Květov: Dorfgeschichte, Baukunst und Natur
In Květov treffen ländliche Baukunst, geschützte Waldnatur und regionale Aktivitäten zusammen. An der Nordseite des Dorfplatzes steht ein großer Wirtschaftshof mit einer mächtigen Scheune. Der Brand von 1904 ging der Entstehung eines Ensembles aus drei Gehöften voraus. So reicht das Themenspektrum von historischen Höfen bis zu Lauf- und Mountainbike-Fahrten.
Historische Bauformen in Květov
An der Nordseite des Dorfplatzes von Květov befindet sich ein großer Wirtschaftshof mit einer mächtigen Scheune. Dieser Hof steht für die dörfliche Seite des Ortes; seine mächtige Scheune ergänzt die drei Gehöfte um ein groß dimensioniertes landwirtschaftliches Gebäude.
In Květov entstand zu Beginn des 20. Jahrhunderts nach dem Brand von 1904 ein bemerkenswertes Ensemble aus drei Gehöften. Die Fassaden verbinden Neorenaissance-Stil mit Elementen des Bauernbarocks; errichtet wurden sie vom Maurermeister František Luza. Die Neorenaissance bringt repräsentative Formen ein, während der Bauernbarock den Bezug zur ländlichen Baukunst bewahrt. Der Brand von 1904 markiert dabei den historischen Ausgangspunkt des Ensembles. Gerade diese Verbindung repräsentativer und ländlicher Formen macht das Ensemble zu einem prägnanten Thema für alle, die sich für regionale Architektur interessieren.
Tyrolský dům und die Kapelle sv. Huberta
Die übrigen Wände des Tyrolský dům sind als Blockbau ausgeführt und mit Schindeln mit abgerundeten Spitzen verkleidet. Das Gebäude besitzt außerdem eine vollständig umlaufende hölzerne Galerie, die über eine hölzerne Außentreppe zugänglich ist. Am Tyrolský dům stehen damit Blockbau, Schindeln, Galerie und Außentreppe im Mittelpunkt. Die umlaufende Galerie und die Außentreppe bilden dabei eine zusätzliche hölzerne Ebene um das Gebäude.

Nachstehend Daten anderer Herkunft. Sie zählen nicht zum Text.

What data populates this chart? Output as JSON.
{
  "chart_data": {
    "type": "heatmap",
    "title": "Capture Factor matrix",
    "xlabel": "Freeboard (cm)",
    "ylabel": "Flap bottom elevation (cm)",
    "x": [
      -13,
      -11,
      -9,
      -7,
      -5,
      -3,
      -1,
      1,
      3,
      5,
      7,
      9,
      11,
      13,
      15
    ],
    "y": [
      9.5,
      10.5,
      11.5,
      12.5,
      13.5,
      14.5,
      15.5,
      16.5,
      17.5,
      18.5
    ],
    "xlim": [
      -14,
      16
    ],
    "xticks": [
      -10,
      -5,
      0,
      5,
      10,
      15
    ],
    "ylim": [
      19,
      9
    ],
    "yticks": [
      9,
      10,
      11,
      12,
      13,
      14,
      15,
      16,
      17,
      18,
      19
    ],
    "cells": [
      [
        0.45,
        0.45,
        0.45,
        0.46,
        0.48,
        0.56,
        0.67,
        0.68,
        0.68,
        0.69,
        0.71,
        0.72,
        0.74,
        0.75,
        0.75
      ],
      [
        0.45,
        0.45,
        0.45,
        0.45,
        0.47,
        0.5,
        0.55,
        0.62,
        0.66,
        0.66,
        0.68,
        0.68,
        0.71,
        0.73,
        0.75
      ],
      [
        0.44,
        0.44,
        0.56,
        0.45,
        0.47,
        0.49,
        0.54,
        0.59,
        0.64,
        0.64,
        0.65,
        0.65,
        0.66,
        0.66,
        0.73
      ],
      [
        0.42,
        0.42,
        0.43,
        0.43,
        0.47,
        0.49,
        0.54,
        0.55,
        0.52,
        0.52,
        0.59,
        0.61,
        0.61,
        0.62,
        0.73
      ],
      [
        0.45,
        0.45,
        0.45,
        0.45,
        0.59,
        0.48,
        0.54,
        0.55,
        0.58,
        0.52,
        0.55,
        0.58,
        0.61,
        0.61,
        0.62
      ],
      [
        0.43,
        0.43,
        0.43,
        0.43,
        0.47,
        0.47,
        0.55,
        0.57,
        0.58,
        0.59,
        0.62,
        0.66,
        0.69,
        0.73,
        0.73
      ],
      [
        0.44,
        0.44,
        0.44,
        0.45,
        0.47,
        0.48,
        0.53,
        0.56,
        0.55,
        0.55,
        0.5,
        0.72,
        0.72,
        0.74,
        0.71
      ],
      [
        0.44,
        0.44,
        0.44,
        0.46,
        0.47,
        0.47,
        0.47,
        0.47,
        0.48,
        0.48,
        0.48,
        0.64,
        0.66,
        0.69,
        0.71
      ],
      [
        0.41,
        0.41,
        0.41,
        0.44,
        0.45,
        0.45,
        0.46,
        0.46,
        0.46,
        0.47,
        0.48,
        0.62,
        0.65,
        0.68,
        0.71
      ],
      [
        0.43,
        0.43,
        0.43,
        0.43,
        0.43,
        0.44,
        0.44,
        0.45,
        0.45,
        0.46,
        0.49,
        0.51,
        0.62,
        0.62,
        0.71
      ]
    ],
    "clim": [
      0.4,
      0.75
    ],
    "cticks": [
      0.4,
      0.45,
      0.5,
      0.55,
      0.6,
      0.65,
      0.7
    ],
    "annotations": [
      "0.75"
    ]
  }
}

Das Jagdschlösschen Tyrolský dům wurde 1810/11 im sogenannten alpenländischen Stil errichtet. Dieser gilt in Tschechien als außergewöhnliche Bauweise. Die Kapelle sv. Huberta steht für eine kleinere, klar umrissene Form: ein Blockbaugebäude mit rechteckigem Grundriss, schindelgedecktem Walmdach und einem Sanktus-Dachreiter.
Geschützte Waldnatur
Ein anderer Schwerpunkt liegt bei der Rukávečská obora. Sie wurde erstmals am 6. August 1929 unter Schutz gestellt und schützt einen Fragmentbestand ursprünglicher säureliebender Hainsimsen-Buchenwälder. Die Naturseite von Květov verbindet damit ein genaues Schutzdatum mit einem verbliebenen Teil ursprünglicher säureliebender Hainsimsen-Buchenwälder. Der Waldraum erweitert das Bild des Ortes über seine Höfe und Gebäude hinaus und ergänzt die Bauformen um einen eigenständigen ökologischen Schwerpunkt.
Routen für unterschiedliche Interessen
Die beiden Routen ergänzen die Bau- und Naturthemen um unterschiedliche Bewegungsformen. Der Abschnitt 25 des Vltava Run verläuft von Květov nach Kostelec nad Vltavou. Der Velký Písecký okruh ist eine Mountainbike-Route durch die Region Písek. Der erste Verlauf verbindet Květov mit Kostelec nad Vltavou; die Mountainbike-Route führt durch die Region Písek. Damit stehen Laufen und Mountainbike-Fahren als unterschiedliche Schwerpunkte neben den historischen und ökologischen Themen. Die Kombination aus konkretem Start-Ziel-Verlauf und regionaler Mountainbike-Strecke spricht zwei verschiedene Formen aktiver Erkundung an.
Für Familien mit unterschiedlichen Vorlieben bieten die Themen verschiedene Gesprächseinstiege: ein historischer Wendepunkt mit dem Brand von 1904, sichtbare Bauformen, ein genau datierter Schutzbeginn und zwei unterschiedliche Routen.